The startup‘s Poplar software is key, according to Toon, to the MK2’s memory bandwidth and density advantages over Nvidia’s A100. The MK2’s high-speed memory can reach 180 Tbps, which, when combined with DRAM, supports up to 450 GB in capacity.

“Because we have so much memory inside the processor, our Poplar software is able to ensure that the processor always has the data it needs, it‘s able to pre-load the data that it will need in the next phases of compute, and it can bring that data from an attached DRAM memory,” he said. “And all of that is invisible to the user, and It’s completely transparent.”

Toon said the IPU was designed from the start to support sparsity, a method Nvidia also uses that allows processors to run models in a much more efficient manner.

“You end up having to build models that are much, much larger than they really need to be,” he said. “And you end up using a lot more compute than you need to.”

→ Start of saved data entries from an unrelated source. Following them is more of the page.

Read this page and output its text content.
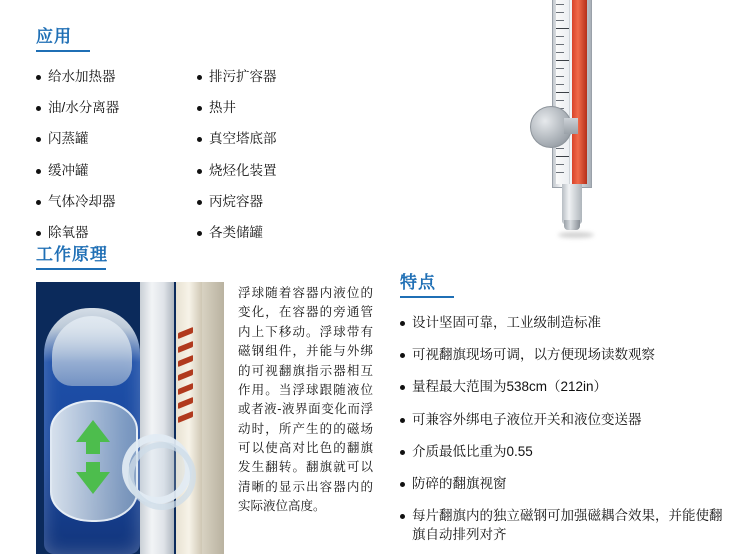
应用
给水加热器
油/水分离器
闪蒸罐
缓冲罐
气体冷却器
除氧器
排污扩容器
热井
真空塔底部
烧烃化装置
丙烷容器
各类储罐
工作原理
浮球随着容器内液位的变化，在容器的旁通管内上下移动。浮球带有磁钢组件，并能与外绑的可视翻旗指示器相互作用。当浮球跟随液位或者液-液界面变化而浮动时，所产生的的磁场可以使高对比色的翻旗发生翻转。翻旗就可以清晰的显示出容器内的实际液位高度。
特点
设计坚固可靠，工业级制造标准
可视翻旗现场可调，以方便现场读数观察
量程最大范围为538cm（212in）
可兼容外绑电子液位开关和液位变送器
介质最低比重为0.55
防碎的翻旗视窗
每片翻旗内的独立磁钢可加强磁耦合效果，并能使翻旗自动排列对齐
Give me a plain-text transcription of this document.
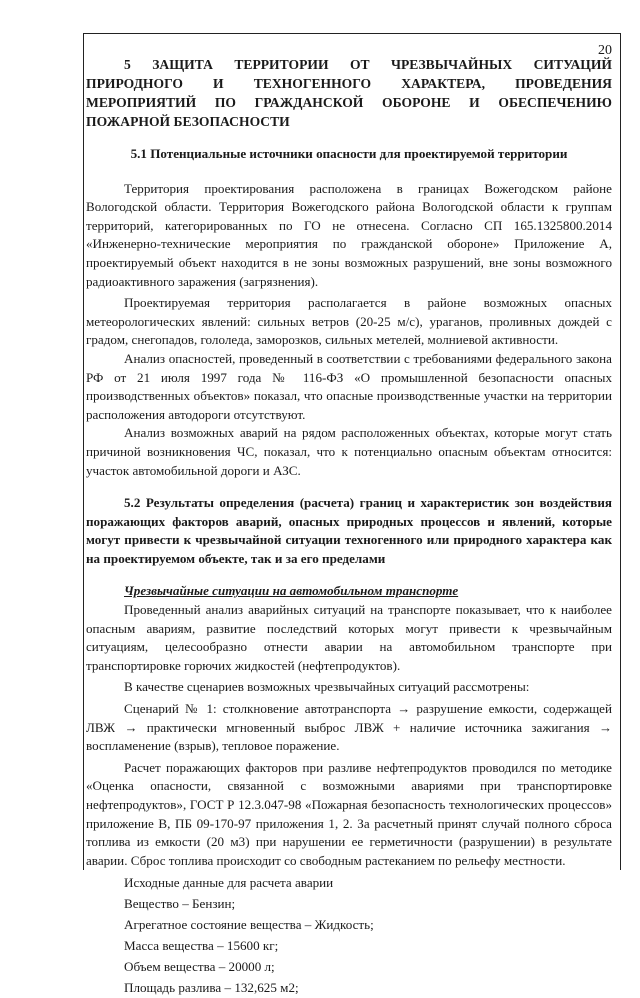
20
5 ЗАЩИТА ТЕРРИТОРИИ ОТ ЧРЕЗВЫЧАЙНЫХ СИТУАЦИЙ ПРИРОДНОГО И ТЕХНОГЕННОГО ХАРАКТЕРА, ПРОВЕДЕНИЯ МЕРОПРИЯТИЙ ПО ГРАЖДАНСКОЙ ОБОРОНЕ И ОБЕСПЕЧЕНИЮ ПОЖАРНОЙ БЕЗОПАСНОСТИ
5.1 Потенциальные источники опасности для проектируемой территории

Территория проектирования расположена в границах Вожегодском районе Вологодской области. Территория Вожегодского района Вологодской области к группам территорий, категорированных по ГО не отнесена. Согласно СП 165.1325800.2014 «Инженерно-технические мероприятия по гражданской обороне» Приложение А, проектируемый объект находится в не зоны возможных разрушений, вне зоны возможного радиоактивного заражения (загрязнения).

Проектируемая территория располагается в районе возможных опасных метеорологических явлений: сильных ветров (20-25 м/с), ураганов, проливных дождей с градом, снегопадов, гололеда, заморозков, сильных метелей, молниевой активности.

Анализ опасностей, проведенный в соответствии с требованиями федерального закона РФ от 21 июля 1997 года № 116-ФЗ «О промышленной безопасности опасных производственных объектов» показал, что опасные производственные участки на территории расположения автодороги отсутствуют.

Анализ возможных аварий на рядом расположенных объектах, которые могут стать причиной возникновения ЧС, показал, что к потенциально опасным объектам относится: участок автомобильной дороги и АЗС.

5.2 Результаты определения (расчета) границ и характеристик зон воздействия поражающих факторов аварий, опасных природных процессов и явлений, которые могут привести к чрезвычайной ситуации техногенного или природного характера как на проектируемом объекте, так и за его пределами

Чрезвычайные ситуации на автомобильном транспорте

Проведенный анализ аварийных ситуаций на транспорте показывает, что к наиболее опасным авариям, развитие последствий которых могут привести к чрезвычайным ситуациям, целесообразно отнести аварии на автомобильном транспорте при транспортировке горючих жидкостей (нефтепродуктов).

В качестве сценариев возможных чрезвычайных ситуаций рассмотрены:

Сценарий № 1: столкновение автотранспорта → разрушение емкости, содержащей ЛВЖ → практически мгновенный выброс ЛВЖ + наличие источника зажигания → воспламенение (взрыв), тепловое поражение.

Расчет поражающих факторов при разливе нефтепродуктов проводился по методике «Оценка опасности, связанной с возможными авариями при транспортировке нефтепродуктов», ГОСТ Р 12.3.047-98 «Пожарная безопасность технологических процессов» приложение В, ПБ 09-170-97 приложения 1, 2. За расчетный принят случай полного сброса топлива из емкости (20 м3) при нарушении ее герметичности (разрушении) в результате аварии. Сброс топлива происходит со свободным растеканием по рельефу местности.

Исходные данные для расчета аварии
Вещество – Бензин;
Агрегатное состояние вещества – Жидкость;
Масса вещества – 15600 кг;
Объем вещества – 20000 л;
Площадь разлива – 132,625 м2;
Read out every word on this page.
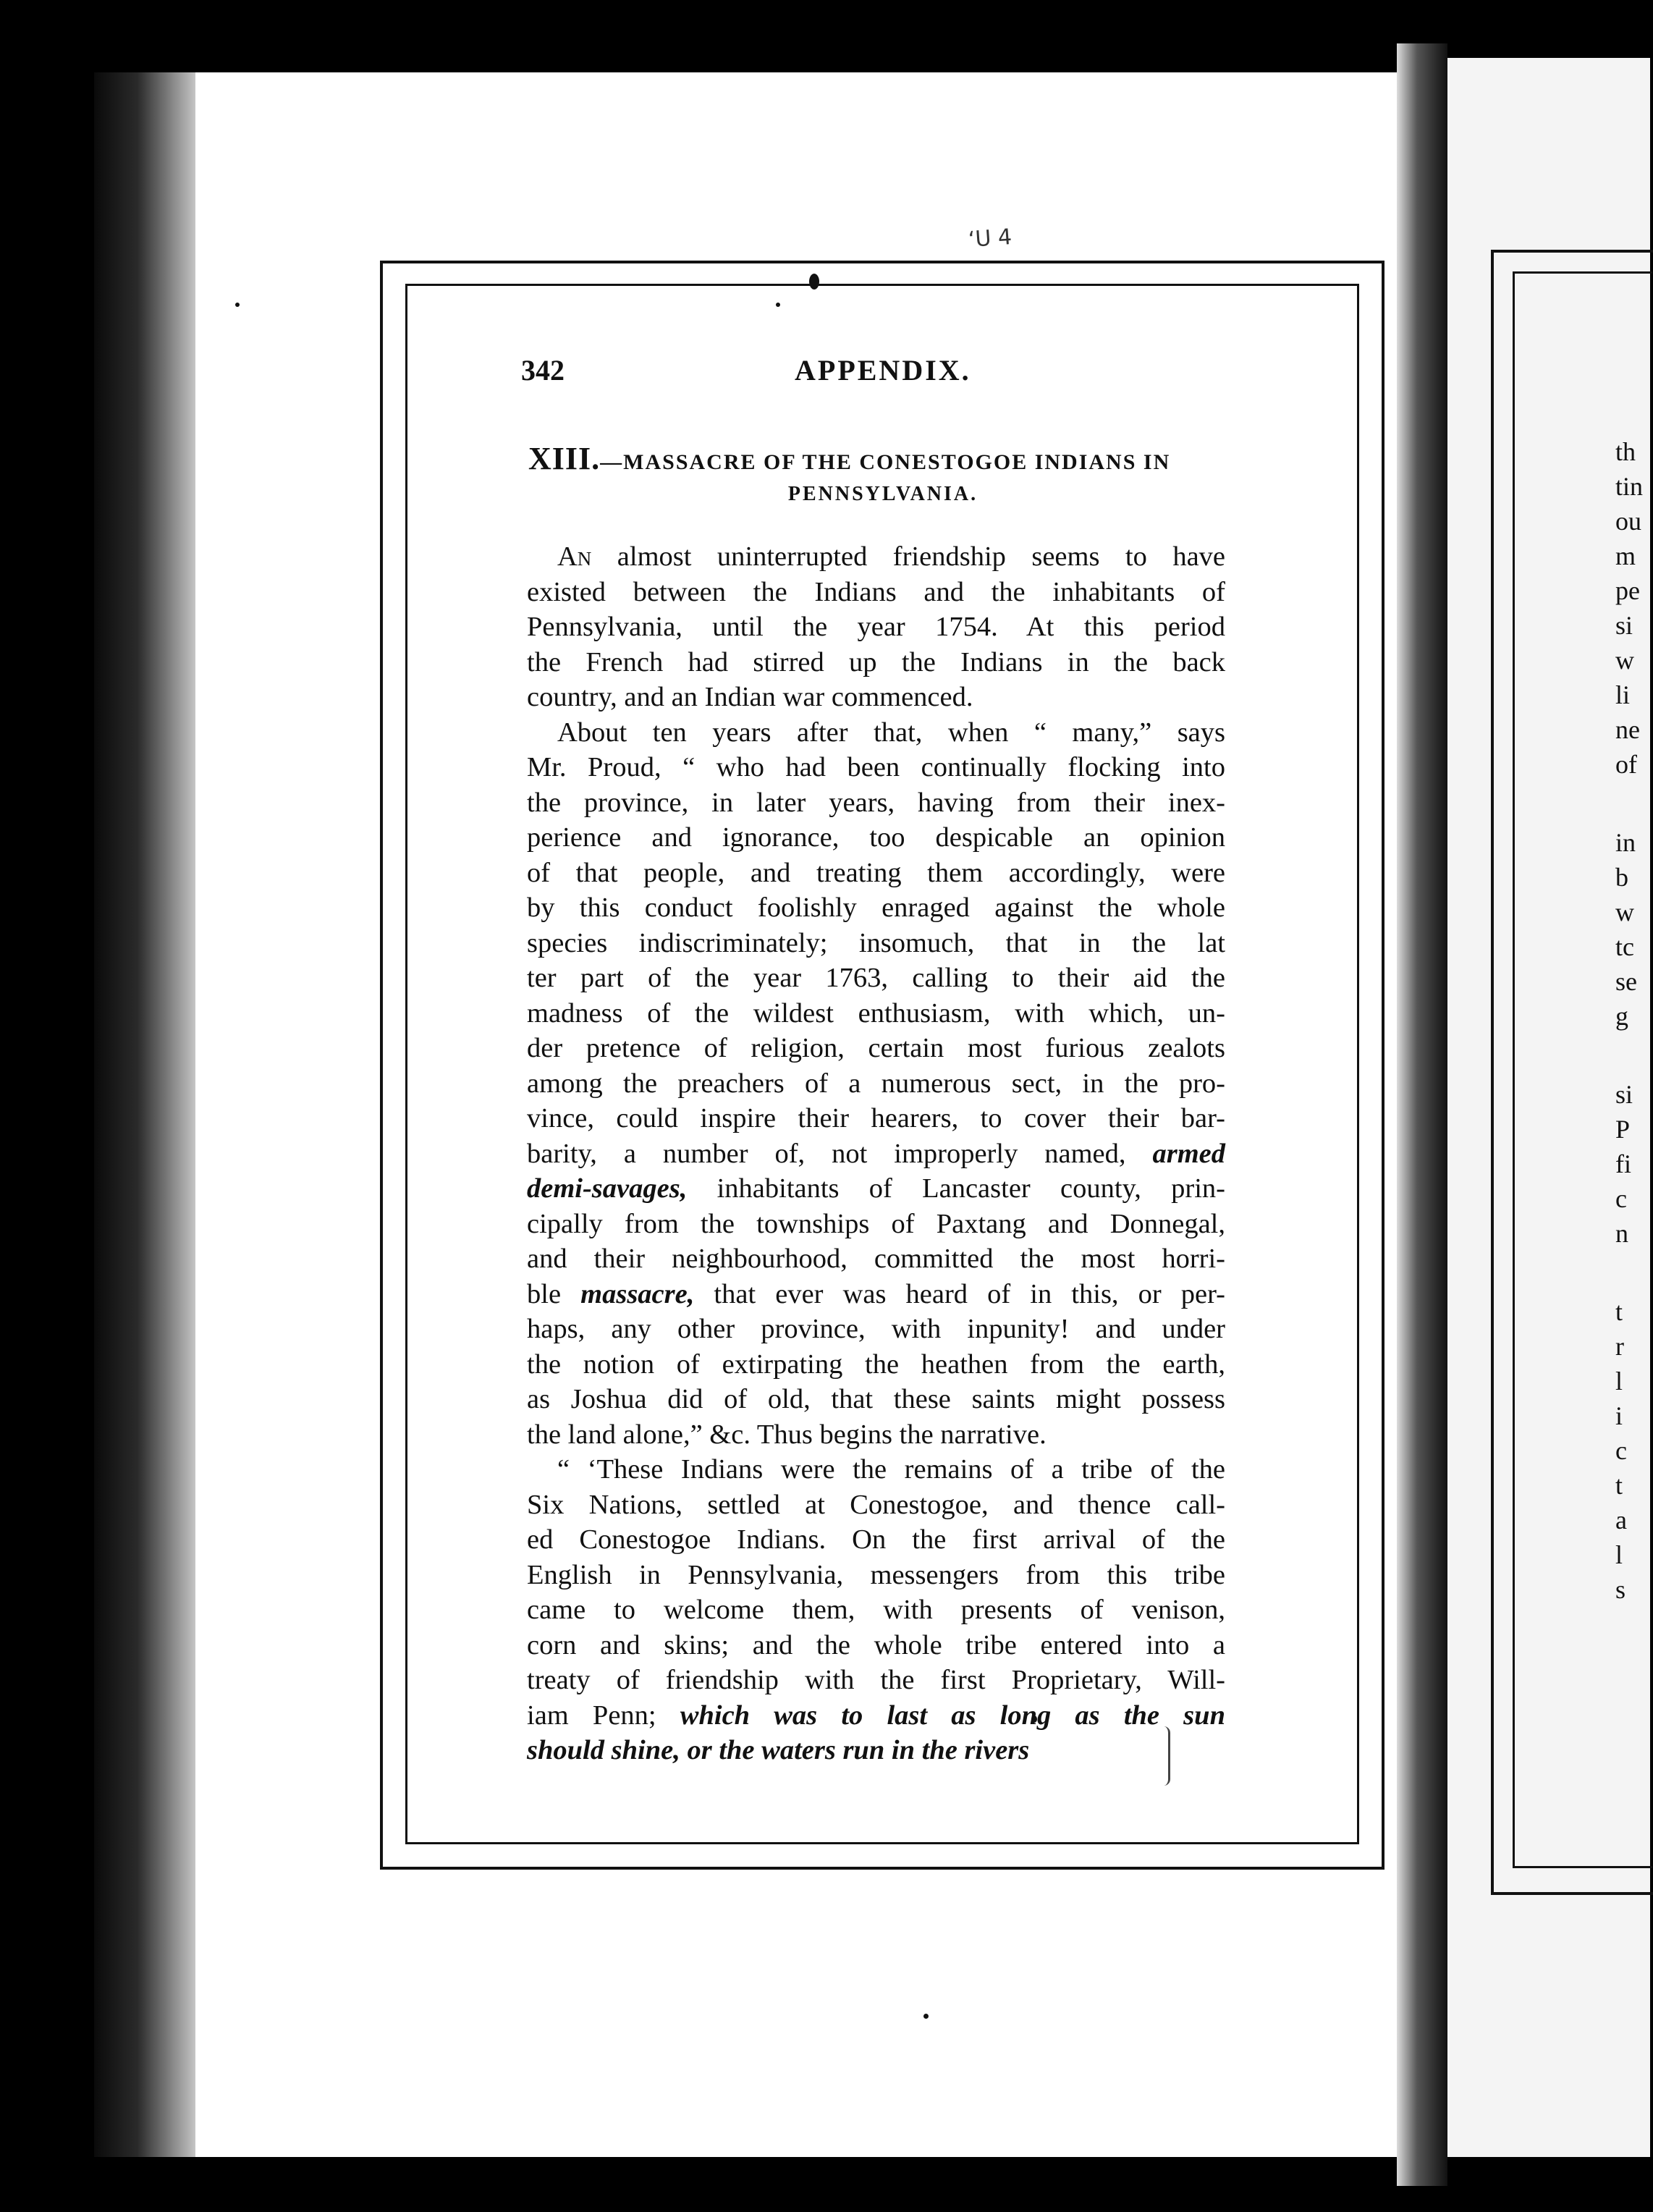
‘U 4
342	APPENDIX.
XIII.—MASSACRE OF THE CONESTOGOE INDIANS IN
PENNSYLVANIA.
An almost uninterrupted friendship seems to have
existed between the Indians and the inhabitants of
Pennsylvania, until the year 1754. At this period
the French had stirred up the Indians in the back
country, and an Indian war commenced.
About ten years after that, when “ many,” says
Mr. Proud, “ who had been continually flocking into
the province, in later years, having from their inex-
perience and ignorance, too despicable an opinion
of that people, and treating them accordingly, were
by this conduct foolishly enraged against the whole
species indiscriminately; insomuch, that in the lat
ter part of the year 1763, calling to their aid the
madness of the wildest enthusiasm, with which, un-
der pretence of religion, certain most furious zealots
among the preachers of a numerous sect, in the pro-
vince, could inspire their hearers, to cover their bar-
barity, a number of, not improperly named, armed
demi-savages, inhabitants of Lancaster county, prin-
cipally from the townships of Paxtang and Donnegal,
and their neighbourhood, committed the most horri-
ble massacre, that ever was heard of in this, or per-
haps, any other province, with inpunity! and under
the notion of extirpating the heathen from the earth,
as Joshua did of old, that these saints might possess
the land alone,” &c. Thus begins the narrative.
“ ‘These Indians were the remains of a tribe of the
Six Nations, settled at Conestogoe, and thence call-
ed Conestogoe Indians. On the first arrival of the
English in Pennsylvania, messengers from this tribe
came to welcome them, with presents of venison,
corn and skins; and the whole tribe entered into a
treaty of friendship with the first Proprietary, Will-
iam Penn; which was to last as long as the sun
should shine, or the waters run in the rivers
th
tin
ou
m
pe
si
w
li
ne
of
in
b
w
tc
se
g
si
P
fi
c
n
t
r
l
i
c
t
a
l
s
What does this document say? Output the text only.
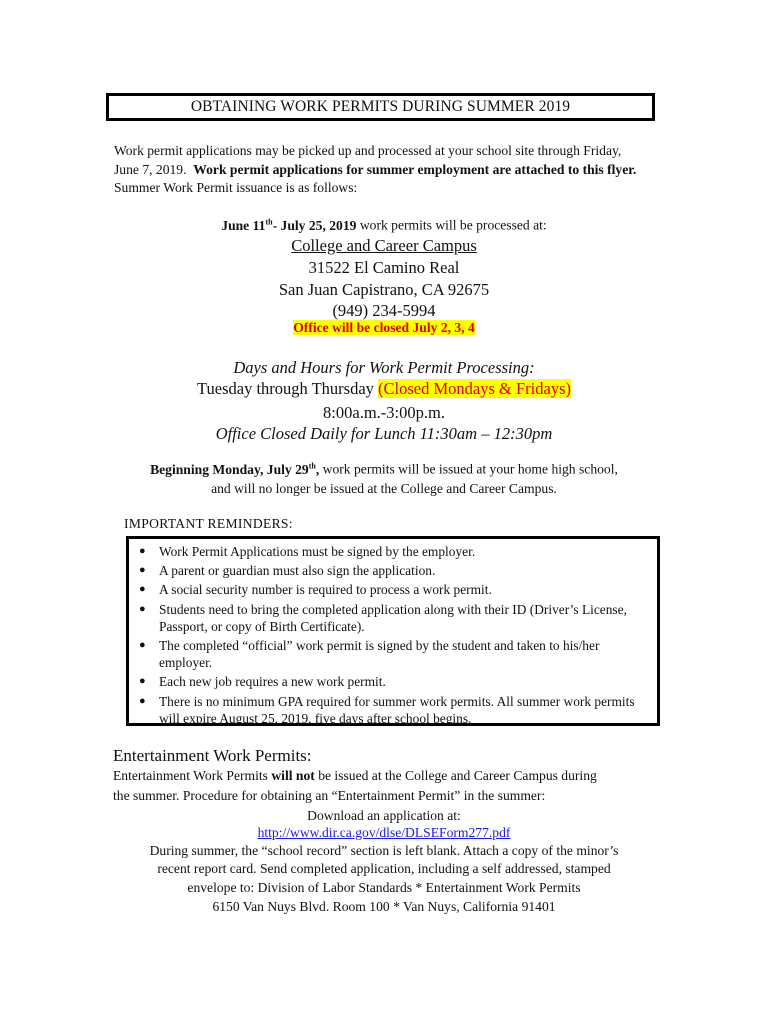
OBTAINING WORK PERMITS DURING SUMMER 2019
Work permit applications may be picked up and processed at your school site through Friday, June 7, 2019. Work permit applications for summer employment are attached to this flyer.  Summer Work Permit issuance is as follows:
June 11th- July 25, 2019 work permits will be processed at:
College and Career Campus
31522 El Camino Real
San Juan Capistrano, CA 92675
(949) 234-5994
Office will be closed July 2, 3, 4
Days and Hours for Work Permit Processing:
Tuesday through Thursday (Closed Mondays & Fridays)
8:00a.m.-3:00p.m.
Office Closed Daily for Lunch 11:30am – 12:30pm
Beginning Monday, July 29th, work permits will be issued at your home high school,
and will no longer be issued at the College and Career Campus.
IMPORTANT REMINDERS:
● Work Permit Applications must be signed by the employer.
● A parent or guardian must also sign the application.
● A social security number is required to process a work permit.
● Students need to bring the completed application along with their ID (Driver’s License, Passport, or copy of Birth Certificate).
● The completed “official” work permit is signed by the student and taken to his/her employer.
● Each new job requires a new work permit.
● There is no minimum GPA required for summer work permits. All summer work permits will expire August 25, 2019, five days after school begins.
Entertainment Work Permits:
Entertainment Work Permits will not be issued at the College and Career Campus during
the summer. Procedure for obtaining an “Entertainment Permit” in the summer:
Download an application at:
http://www.dir.ca.gov/dlse/DLSEForm277.pdf
During summer, the “school record” section is left blank. Attach a copy of the minor’s
recent report card. Send completed application, including a self addressed, stamped
envelope to: Division of Labor Standards * Entertainment Work Permits
6150 Van Nuys Blvd. Room 100 * Van Nuys, California 91401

Among early adopters of MK2 systems include the University of Oxford, which has reported “dramatic performance gains,” the U.S. Department of Energy‘s Lawrence Berkeley National Laboratory, which had already been using MK1 through Microsoft Azure, and J.P. Morgan, which is evaluating the startup’s chips for natural language processing and speech recognition.

Graphcore is selling its IPUs through cloud service providers, OEM partners and channel partners, and the startup plans to launch a formal channel program in September, according to Toon.

“Our approach here is to offer an IPU machine as an OEM product, as a white label product that people can sell as their own product,” he said. “The real benefit of this is that they don‘t have to create specialized servers with different configurations.”

One of the Graphcore‘s first channel partners is French systems integrator Atos, which is planning to sell M2000 systems and IPU-POD systems to large European labs and institutions.

“We are already planning with European early customers to build out an IPU cluster for their AI research projects,” Arnaud Bertrand, senior vice president and head of strategy, innovations and research and development at Atos, said in a statement. “The IPU new architecture can enable a more efficient way to run AI workloads, which fits the Atos decarbonization initiative, and we are delighted to be working with a European AI semiconductor company to realize this future together.”

Karl Freund, a senior analyst at Moor Insights & Strategy, said while he‘s impressed by the MK2’s performance, he thinks the IPU’s scalability is “perhaps its greatest feature,” with the processor’s fabric allowing large scale-out deployments and the M2000 supporting plug-and-play infrastructure.

“With this new product, Graphcore may now be first in line to challenge NVIDIA for data center AI, at least for large-scale training,” he said.